According to Matthias Doepke, all the efforts made by parents in the USA clearly serve a single purpose: helping their children to qualify for progress throughout the educational system. But Dil Bach points out that in Denmark the purpose of intensive parenting is far less obvious. Even so, she has registered an interesting shift in Danish families, leading them to resemble American families a little more.

“What are known as ‘soft’ values have toughened up. They now serve a purpose. Danish children learn about teamwork and how to be a good friend when they play handball or join the scouts. And these are skills you need if you want to cope with a course of further education and find a good job. Modern parents are far more aware of this than parents used to be.”

However, she has also noticed that Danes prefer any trace of intensive parenting to be slightly understated. She calls this ‘controlled decontrol’. It’s a tendency that is also evident in mothers who (more or less professionally) exhibit their family lives on social media. She is referring to some of the insights gained by one of her students, who is writing a thesis analysing mothers of young children and their Instagram photos depicting healthy homemade food – and happy children eating it

“It’s important not to overdo this. They don’t want to appear to be too much in control or too perfect. They don’t want to resemble curling parents too much. They want to seem relaxed. But they are still highly aware of what they let the public see. They say they baked their sugar-free, gluten-free banana cake really fast, using the remains of a carton of buttermilk and a few overripe bananas. But there’s just a sprig of light-green mint on top to make the cake look extra tempting,” she says.

She also underlines that she fully understands parents who invest so much of their energy in parenthood – whether they focus on school, recreation or food, or on all three things at once.

“It’s easy to say that these parents are exercising too much control. But in fact they’re only doing what they’ve been asked to do – supporting the school or childcare centre, arranging playgroups and special events, serving healthy food and so on. They’re caught between a rock and a hard place: either they’re accused of neglecting their children, or they’re being seen as over-protective curling parents.”


Personal bios

Matthias Doepke is a professor of economics at Northwestern University in the USA. His research interests include families in a macro-economic perspective.

Dil Bach is an associate professor of educational anthropology at DPU, Aarhus University.
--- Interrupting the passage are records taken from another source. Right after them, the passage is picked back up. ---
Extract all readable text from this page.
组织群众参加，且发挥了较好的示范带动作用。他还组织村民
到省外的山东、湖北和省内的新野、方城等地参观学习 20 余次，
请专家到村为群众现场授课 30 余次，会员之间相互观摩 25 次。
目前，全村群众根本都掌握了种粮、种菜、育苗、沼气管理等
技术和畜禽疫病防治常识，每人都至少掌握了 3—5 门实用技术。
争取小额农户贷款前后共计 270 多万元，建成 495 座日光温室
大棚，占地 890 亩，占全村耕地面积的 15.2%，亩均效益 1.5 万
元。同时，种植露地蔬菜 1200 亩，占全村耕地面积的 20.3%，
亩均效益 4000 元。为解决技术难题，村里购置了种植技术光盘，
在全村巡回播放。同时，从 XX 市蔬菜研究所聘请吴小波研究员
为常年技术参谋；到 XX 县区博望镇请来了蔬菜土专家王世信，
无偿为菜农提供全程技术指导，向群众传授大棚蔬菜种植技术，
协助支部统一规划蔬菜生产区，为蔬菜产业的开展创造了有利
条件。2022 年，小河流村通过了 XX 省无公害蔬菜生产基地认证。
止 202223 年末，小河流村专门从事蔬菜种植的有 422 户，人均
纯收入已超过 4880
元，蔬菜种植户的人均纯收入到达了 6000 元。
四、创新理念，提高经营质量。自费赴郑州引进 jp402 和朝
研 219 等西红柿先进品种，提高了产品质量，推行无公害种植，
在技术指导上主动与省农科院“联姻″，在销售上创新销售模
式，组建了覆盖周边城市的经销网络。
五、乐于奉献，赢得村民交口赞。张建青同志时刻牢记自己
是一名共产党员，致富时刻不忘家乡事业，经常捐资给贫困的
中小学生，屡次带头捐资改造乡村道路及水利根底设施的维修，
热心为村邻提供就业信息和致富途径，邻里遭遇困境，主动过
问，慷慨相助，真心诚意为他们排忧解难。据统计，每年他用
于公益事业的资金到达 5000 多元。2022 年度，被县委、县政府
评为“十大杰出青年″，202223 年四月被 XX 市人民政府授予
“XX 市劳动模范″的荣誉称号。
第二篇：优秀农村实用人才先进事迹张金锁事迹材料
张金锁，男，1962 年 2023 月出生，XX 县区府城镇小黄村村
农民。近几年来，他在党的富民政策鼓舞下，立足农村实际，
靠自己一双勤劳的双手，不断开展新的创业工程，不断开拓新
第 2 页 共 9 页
Her research focuses on the relationship between family, school and childcare in both Denmark and Singapore. She teaches on the Master’s degree programme in educational anthropology.


Background information

Danish parents spend more time with their children

The amount of time spent by Danish parents on helping their children with their homework, preparing meals, playing or joining in on their children’s activities doubled between 2001 and 2018.

But this figure conceals a large social disparity in terms of the time parents spend with their children. Parents who have completed a long course of further education spend twice as much time with their children as parents with no further education at all.